In 17 March 2010, she was awarded the Order of Ipiranga by the São Paulo state government.

== Published books ==
She published a number of photography books inspired by the work of Brazilian writers:

- A João Guimarães Rosa. São Paulo: Gráficos Brunner, 1969.
- A Visita, 1977; inspired by the homonymous poem by Carlos Drummond de Andrade.
- Sertões, Luz e Trevas. São Paulo: co-edição Editora Raízes e Rhodia, 1982; inspired by Euclides da Cunha's Os Sertões).
- O Cão sem Plumas. Rio de Janeiro: Editora Nova Fronteira, 1983; inspired by the poem of same name by João Cabral de Melo Neto.
- Chorinho Doce. 1995; with poems by Adélia Prado.
- Bahia Amada Amado. São Paulo: Empresa das Artes, 1996; with texts by Jorge Amado.

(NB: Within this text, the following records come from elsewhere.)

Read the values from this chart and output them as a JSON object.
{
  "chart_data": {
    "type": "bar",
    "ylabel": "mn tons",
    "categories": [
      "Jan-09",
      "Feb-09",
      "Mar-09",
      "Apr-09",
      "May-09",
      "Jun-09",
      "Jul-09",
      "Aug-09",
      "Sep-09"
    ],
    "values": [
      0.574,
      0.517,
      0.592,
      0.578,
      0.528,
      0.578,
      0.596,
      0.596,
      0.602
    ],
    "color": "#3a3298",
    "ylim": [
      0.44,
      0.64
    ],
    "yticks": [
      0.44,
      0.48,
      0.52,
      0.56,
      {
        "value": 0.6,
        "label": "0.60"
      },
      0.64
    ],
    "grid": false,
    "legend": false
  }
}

Other notable books by her are:
- Xingu: Detalhes de Uma Cultura . São Paulo: Editora Raízes, 1978.
- Xingu: Território Tribal. London: William Collins & Sons, 1979.
- Terras do Rio São Francisco. São Paulo: Editora Raízes/Beemge, 1985.

== Exhibitions ==
- 1965 – Museu de Arte de São Paulo Assis Chateaubriand
- 1975 – Xingu/Terra, solo show at 13th São Paulo Art Biennial
- 1979 – Xingu/Terra, American Museum of Natural History, New York City
- 1985 – O Turista Aprendiz, 18th São Paulo Art Biennial, solo show of the photographic essay inspired by the book by Mário de Andrade
- 1987 – O Turista Aprendiz, solo show at Salon de la Photographie, Paris, France
- 1989 – Teatro do Presídio, solo show at 20th São Paulo Art Biennial, Seção de Teatro
- 2010 – Galeria Fiesp, São Paulo
- 2011 – Museu Oscar Niemeyer, Curitiba, Brazil

== Group exhibitions ==
- 1971 – Fotógrafos de São Paulo, Museu de Arte Contemporânea da Universidade de São Paulo
- 1985 – 1ª Quadrienal de Fotografia, Museu de Arte Moderna de São Paulo
- 1992 – Brasilien: Entdeckung und Selbstentdeckung, Kunsthaus Zürich, Zürich, Switzerland
- 1995 – Fotografia Brasileira Contemporânea. Centro Cultural Banco do Brasil, Rio de Janeiro
- 1998 – Amazônicas. Itaú Cultural, São Paulo
- 1999 – Brasilianische Fotografie, Kunstmuseum Wolfsburg, Germany
- 2003 – Labirintos e Identidades: a Fotografia no Brasil de 1945 a 1998, Maria Antônia University Center, São Paulo
- 2004 – Brasileiro Brasileiros, Museu Afro-Brasil, São Paulo
- 2004 – São Paulo 450 Anos: a imagem e a memória da cidade no acervo do Instituto Moreira Salles, Centro Cultural Fiesp, São Paulo

== Awards ==
In 1987, Maureen Bisilliat received the Best Photographer Award from the São Paulo Association of Art Critics.